A major fire on 5 December 1964 destroyed the station. Within 40 minutes of the first firefighters arriving on scene, the scale of the blaze was so intense and widespread that the London Fire Brigade had mobilised 40 fire engines. In addition, 12 aerial turntable platforms, two firehose-laying vehicles and two emergency tenders as well as 235 firefighters battled the fire which killed two customs officials and destroyed hundreds of railway wagons, dozens of motor vehicles and millions of pounds worth of goods.

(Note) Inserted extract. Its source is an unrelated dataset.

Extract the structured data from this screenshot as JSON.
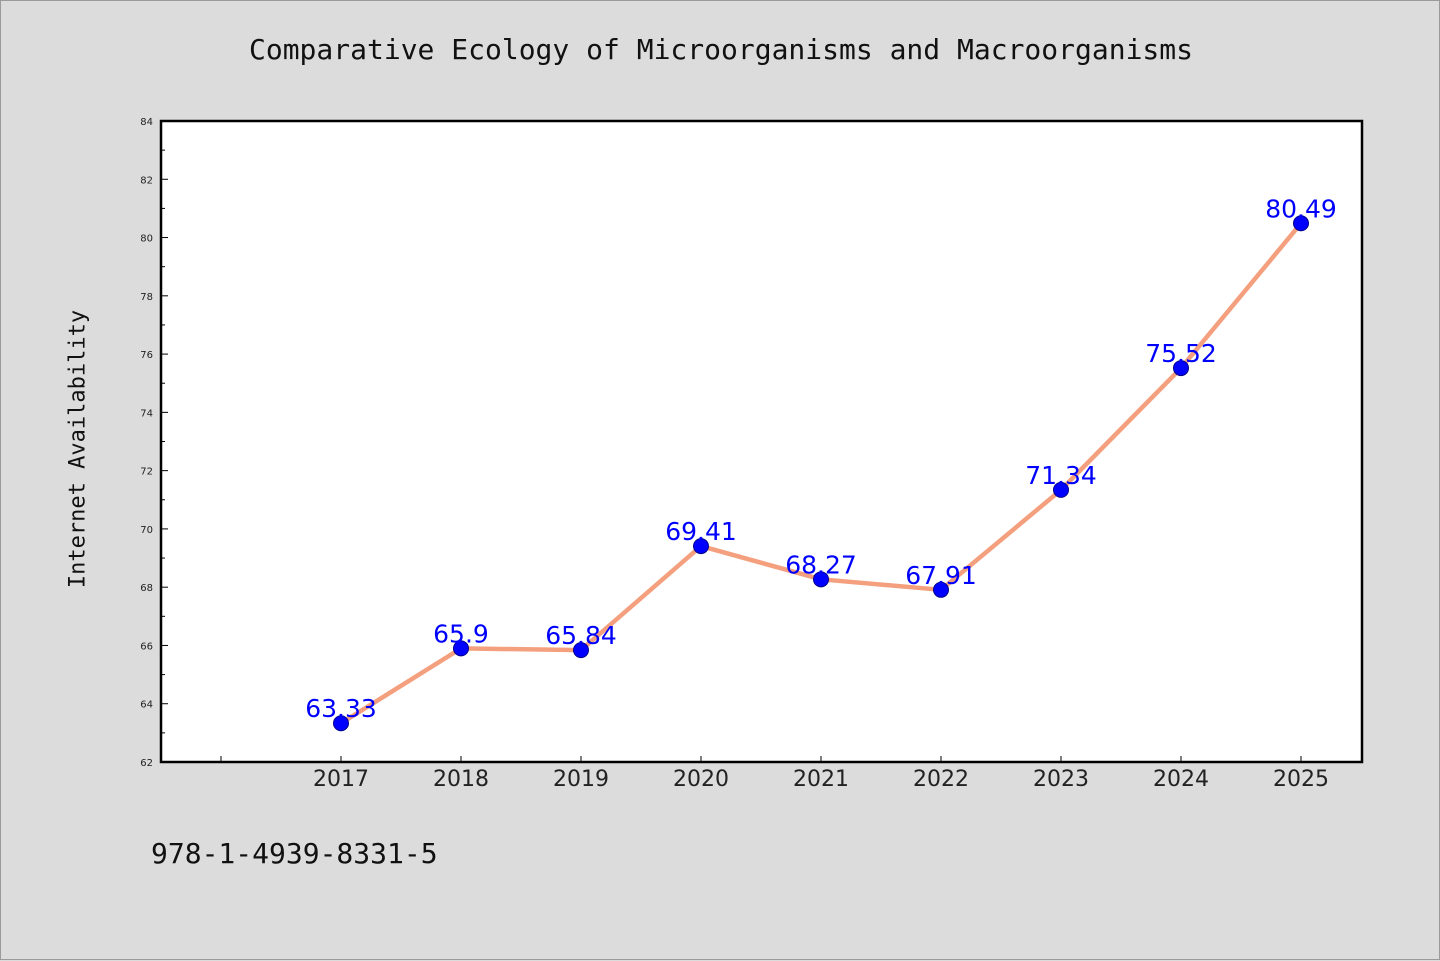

The station was subsequently closed and the upper-level structures were largely demolished. Over the next 40 years much of the site became derelict. Following an extended period of planning, the entire site was demolished in 2003-04, with the exception of a number of Grade II listed structures: ornamental gates on Shoreditch High Street and the remaining of the so-called "Braithwaite Viaduct", one of the oldest railway structures in the world and the second-oldest in London, designed by John Braithwaite. The demolition of the former Bishopsgate station made way for Shoreditch High Street station on the East London line extension in 2010, part of the new London Overground network, replacing Shoreditch Underground station to the east which had closed in June 2006.
A mixed-use development on the former goods yard site, named The Goodsyard, has also been proposed.